Conversely, shots from beyond 10 yards have proven to result in a goal once every 15 attempts. It is quite clear that not all attempts are equal, despite the boxscore tallying them in the same fashion. "Outshooting" your opponent takes a back seat to generating more high-quality opportunities when it comes to winning games.
Distance from goal is a major factor when determining the likelihood of a shot being scored, but it's obviously not the only factor. Attributes such as whether the shot resulted from a header or a direct free kick can positively or negatively influence this measurement. Headers, for example, decrease shot efficiency no matter their location. Set pieces, both directly and indirectly on goal, generate chances that are about twice as good as their open-play equivalents.
By evaluating many of the qualifiers that Opta collects on a per-shot basis (and deriving a few more), a predictive shooting model can be constructed using a simple logistic regression. By attaching a probability to every shot taken in the the last two seasons, we can get a glimpse into the types of shots that are being generated league-wide.
The truth of the matter is this: Players are pretty terrible at selecting shots. 85 percent of shots taken so far in 2013 were projected to have less than a 10 percent chance of resulting in a goal. These shots account for only 44 percent of the goals scored this season, and the majority of these "bad shots" are speculative drives from considerable distances.
A slight caveat, though, is that these shots aren't always "bad" in an absolute sense. Sometimes, shots of this nature are the only realistic option in a particular situation, and other times they do, in fact, lead to a favorable deflection or save for a dogged second attacker in the box. And honestly, when you are chasing a game, it's in your best interest to speculate. But, no matter if these shots have some sort of favorable justification, they simply don't have a good chance of directly resulting in a goal.
Naturally, we become curious about which teams are attempting more of these "good" shots on a regular basis.
|TEAM||GOOD SHOTS PER GAME||PERCENTAGE OF GOOD SHOTS|
|Real Salt Lake||2.17||16.5%|
New York find themselves on the top of the table, propped up by the shoulders of Tim Cahill and the sheer volume of solid headed chances that the Australian has generated. Removing headers, New York drop down the table drastically.
A high ranking for the Philadelphia Union is a bit of a surprise given Jack McInerney's summertime scoring drought. But, under closer investigation, the volume and quality of McInerney's chances hasn't fluctuated – it's his ability to convert that has regressed (to perhaps a more sustainable rate).
Perhaps the most interesting insight is the ranking of Sporting Kansas City, who take good shots about half as often as their rivals among the top of the Eastern Conference. But, this seems to be a trademark of SKC. They also attempted a relatively large volume of poor shots during their successful run in 2012.
Sporting are finding a way to convert low-efficiency shots by exploiting methods not captured by this shooting model. My guess is that SKC's pressing midfield helps jar the ball loose into situations that are more dangerous than other events that may occur in similar areas of the field.
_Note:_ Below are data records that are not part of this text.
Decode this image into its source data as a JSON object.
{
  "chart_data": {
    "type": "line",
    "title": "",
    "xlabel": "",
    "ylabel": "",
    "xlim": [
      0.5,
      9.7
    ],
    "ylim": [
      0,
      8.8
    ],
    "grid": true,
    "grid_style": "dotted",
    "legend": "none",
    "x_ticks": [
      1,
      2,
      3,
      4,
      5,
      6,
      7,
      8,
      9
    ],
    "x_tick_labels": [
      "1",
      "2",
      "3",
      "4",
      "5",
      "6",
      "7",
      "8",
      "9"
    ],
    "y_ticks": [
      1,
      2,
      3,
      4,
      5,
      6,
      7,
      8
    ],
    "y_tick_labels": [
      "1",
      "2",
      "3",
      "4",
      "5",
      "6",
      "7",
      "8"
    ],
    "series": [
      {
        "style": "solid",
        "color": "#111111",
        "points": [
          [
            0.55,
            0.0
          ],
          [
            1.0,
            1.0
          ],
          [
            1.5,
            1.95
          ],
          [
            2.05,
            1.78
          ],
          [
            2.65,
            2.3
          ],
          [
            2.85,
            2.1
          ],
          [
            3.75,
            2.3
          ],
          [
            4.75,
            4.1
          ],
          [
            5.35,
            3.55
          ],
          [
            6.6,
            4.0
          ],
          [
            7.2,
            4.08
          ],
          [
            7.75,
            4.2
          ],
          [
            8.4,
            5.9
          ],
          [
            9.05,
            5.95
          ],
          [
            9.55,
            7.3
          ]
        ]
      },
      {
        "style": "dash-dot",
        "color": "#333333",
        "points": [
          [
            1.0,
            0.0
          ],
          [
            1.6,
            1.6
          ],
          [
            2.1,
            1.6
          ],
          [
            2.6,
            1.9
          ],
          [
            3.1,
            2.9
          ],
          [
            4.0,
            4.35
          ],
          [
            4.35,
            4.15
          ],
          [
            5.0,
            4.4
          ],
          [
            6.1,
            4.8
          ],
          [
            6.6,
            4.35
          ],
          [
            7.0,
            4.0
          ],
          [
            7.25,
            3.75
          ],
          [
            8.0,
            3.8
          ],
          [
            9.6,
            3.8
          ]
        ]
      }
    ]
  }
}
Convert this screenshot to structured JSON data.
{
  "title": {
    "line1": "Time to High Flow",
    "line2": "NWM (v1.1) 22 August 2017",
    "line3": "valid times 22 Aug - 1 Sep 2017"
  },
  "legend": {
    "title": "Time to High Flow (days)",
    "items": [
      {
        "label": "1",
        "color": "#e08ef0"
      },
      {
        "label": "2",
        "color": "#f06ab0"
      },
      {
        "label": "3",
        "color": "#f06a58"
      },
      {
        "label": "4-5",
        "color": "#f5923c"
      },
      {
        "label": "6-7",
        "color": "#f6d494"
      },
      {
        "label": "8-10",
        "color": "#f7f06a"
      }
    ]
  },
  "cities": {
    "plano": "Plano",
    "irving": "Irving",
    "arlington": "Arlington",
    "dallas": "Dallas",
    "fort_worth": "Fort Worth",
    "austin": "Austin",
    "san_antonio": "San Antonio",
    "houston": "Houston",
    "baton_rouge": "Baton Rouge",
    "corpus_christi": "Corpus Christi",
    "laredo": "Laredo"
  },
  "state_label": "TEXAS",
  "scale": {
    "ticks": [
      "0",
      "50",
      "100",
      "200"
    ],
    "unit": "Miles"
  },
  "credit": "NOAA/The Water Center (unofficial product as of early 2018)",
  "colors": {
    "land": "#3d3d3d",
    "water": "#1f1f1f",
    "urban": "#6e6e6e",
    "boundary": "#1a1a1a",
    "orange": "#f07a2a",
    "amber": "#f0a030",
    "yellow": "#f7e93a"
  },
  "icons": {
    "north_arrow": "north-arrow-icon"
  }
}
This illustrates both the face value of this shooting model as well as value of approaching it with an adequate level of skepticism. Without the skepticism, we would wrongly assume that Sporting Kansas City's attack mimics those of Columbus and D.C. United. On the other hand, when realizing what factors the model does control for, we are able to flesh out New York's lopsided dependence on headers from set pieces.
Analytics is more than numbers in a table. It's the process of discovering patterns, filtering them and then effectively communicating them. Without this filter we will remain susceptible to interpreting noise in the data as truth.